Tsonga is trying to become the first Frenchman since Yannick Noah in 1983 to win the French Open. His best result at Roland Garros was reaching the fourth round in 2009 and 2010.

He reached the 2008 Australian Open final but lost to Novak Djokovic.

Federer and top-ranked Djokovic will be on court Monday, and Rafael Nadal is to begin his attempt for a record-breaking seventh French Open title Tuesday.

Fabio Fognini of Italy became the first man to advance, beating Adrian Mannarino of France 6-0, 7-5, 6-1. No. 21 Marin Cilic of Croatia was next, defeating Daniel Munoz-De la Nava of Spain 6-4, 6-4, 7-5.

Juan Carlos Ferrero, the 2003 French Open champion, beat Jonathan Dasnieres de Veigy of France 6-1, 6-4, 6-3. The 32-year-old Spaniard is one of 37 men in this year's draw that is 30 or older, an Open era record for Grand Slam tournaments.

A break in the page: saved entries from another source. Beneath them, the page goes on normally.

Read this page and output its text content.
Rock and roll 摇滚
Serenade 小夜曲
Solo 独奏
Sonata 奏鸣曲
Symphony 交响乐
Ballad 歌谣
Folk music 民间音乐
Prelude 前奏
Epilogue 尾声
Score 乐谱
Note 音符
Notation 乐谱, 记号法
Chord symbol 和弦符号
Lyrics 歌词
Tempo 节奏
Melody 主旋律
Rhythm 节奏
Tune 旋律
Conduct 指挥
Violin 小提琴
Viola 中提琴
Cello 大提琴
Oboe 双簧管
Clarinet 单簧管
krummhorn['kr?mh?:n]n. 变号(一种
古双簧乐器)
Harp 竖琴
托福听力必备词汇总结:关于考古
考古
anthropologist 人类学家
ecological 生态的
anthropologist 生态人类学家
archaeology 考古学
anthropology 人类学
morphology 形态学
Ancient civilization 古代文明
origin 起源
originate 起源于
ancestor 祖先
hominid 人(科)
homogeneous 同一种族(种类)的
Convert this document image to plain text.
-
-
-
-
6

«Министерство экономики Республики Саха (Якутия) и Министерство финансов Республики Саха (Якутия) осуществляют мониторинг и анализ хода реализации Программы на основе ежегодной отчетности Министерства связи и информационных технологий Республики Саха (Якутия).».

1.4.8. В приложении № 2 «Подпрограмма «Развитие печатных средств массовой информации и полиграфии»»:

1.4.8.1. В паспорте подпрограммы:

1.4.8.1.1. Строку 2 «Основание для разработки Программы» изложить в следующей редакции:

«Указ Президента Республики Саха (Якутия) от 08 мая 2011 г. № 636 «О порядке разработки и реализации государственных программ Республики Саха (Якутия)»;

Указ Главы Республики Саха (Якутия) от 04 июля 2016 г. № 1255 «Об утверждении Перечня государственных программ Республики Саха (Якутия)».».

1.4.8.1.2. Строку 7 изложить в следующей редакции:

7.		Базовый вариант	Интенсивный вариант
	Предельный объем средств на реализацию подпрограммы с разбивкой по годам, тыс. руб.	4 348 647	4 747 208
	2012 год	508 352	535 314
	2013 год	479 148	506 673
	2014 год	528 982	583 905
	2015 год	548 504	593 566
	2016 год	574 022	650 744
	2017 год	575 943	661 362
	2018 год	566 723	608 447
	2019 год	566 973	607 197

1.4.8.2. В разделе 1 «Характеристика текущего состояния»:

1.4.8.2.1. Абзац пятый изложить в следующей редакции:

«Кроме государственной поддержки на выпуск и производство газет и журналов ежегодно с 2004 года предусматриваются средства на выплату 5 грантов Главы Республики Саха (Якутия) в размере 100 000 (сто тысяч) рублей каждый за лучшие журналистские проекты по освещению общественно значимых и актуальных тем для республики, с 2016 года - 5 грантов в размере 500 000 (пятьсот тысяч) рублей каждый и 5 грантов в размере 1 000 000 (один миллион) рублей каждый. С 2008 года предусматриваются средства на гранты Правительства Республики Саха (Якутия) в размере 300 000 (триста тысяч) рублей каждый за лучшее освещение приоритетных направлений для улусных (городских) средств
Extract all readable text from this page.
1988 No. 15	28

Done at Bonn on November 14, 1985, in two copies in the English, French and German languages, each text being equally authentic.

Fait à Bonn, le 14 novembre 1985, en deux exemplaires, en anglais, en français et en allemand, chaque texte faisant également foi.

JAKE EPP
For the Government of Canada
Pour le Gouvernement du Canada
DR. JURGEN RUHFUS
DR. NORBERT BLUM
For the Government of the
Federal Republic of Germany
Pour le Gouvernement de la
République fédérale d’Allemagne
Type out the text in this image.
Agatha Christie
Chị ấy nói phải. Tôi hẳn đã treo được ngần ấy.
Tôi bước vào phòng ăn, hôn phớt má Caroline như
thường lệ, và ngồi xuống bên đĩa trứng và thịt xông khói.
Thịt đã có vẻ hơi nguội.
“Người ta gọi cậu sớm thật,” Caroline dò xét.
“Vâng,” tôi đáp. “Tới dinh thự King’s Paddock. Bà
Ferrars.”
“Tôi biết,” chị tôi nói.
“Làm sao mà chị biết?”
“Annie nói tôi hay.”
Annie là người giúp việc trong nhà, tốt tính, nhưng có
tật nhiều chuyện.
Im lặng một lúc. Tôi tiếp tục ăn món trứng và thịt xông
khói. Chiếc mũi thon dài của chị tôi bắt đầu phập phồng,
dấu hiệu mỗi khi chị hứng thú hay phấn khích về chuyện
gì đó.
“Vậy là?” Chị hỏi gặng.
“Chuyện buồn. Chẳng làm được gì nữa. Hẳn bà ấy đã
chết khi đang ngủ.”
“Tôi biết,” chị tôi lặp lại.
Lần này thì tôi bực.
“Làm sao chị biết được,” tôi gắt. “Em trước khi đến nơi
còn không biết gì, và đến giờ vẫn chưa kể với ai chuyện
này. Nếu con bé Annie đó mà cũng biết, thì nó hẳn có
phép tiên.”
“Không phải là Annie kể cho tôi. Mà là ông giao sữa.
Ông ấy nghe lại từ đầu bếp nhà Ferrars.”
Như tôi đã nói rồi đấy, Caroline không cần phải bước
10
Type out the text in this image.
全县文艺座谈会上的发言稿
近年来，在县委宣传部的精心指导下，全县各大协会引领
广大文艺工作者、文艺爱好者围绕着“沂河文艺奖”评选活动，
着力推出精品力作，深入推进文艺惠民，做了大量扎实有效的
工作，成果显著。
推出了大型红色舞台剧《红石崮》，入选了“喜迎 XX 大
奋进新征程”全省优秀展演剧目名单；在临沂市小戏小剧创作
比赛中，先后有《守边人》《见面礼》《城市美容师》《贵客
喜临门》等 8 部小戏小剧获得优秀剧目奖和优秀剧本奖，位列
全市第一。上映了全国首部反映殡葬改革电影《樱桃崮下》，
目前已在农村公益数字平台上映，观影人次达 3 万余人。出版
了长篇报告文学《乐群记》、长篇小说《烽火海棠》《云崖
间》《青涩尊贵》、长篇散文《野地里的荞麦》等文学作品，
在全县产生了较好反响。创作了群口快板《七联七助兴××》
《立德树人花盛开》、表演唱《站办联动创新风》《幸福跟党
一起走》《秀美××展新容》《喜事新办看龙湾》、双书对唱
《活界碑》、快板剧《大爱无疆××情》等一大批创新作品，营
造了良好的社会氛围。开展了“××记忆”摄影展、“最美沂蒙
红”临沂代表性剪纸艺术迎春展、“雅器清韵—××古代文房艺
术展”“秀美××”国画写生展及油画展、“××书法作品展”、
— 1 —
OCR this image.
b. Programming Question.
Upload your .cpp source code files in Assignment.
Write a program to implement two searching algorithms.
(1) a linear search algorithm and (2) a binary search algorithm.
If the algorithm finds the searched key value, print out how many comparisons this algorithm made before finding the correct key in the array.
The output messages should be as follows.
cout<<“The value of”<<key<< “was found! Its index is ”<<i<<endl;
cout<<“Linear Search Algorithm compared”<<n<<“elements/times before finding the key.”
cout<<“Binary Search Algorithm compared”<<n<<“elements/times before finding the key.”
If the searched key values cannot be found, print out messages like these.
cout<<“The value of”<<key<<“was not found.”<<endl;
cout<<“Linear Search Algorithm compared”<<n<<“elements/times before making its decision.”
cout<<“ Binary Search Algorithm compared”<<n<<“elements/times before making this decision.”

"I saw myself in the mirror, and when I walk on the court I don't think about whether I'm younger or older. The only thing I try to do is play well," Ferrero said. "And I'm at Roland Garros, and the idea is to play well today."

The French Open is the only Grand Slam tournament that starts on Sunday. The other three all start on Monday.

Information from The Associated Press was used in this report.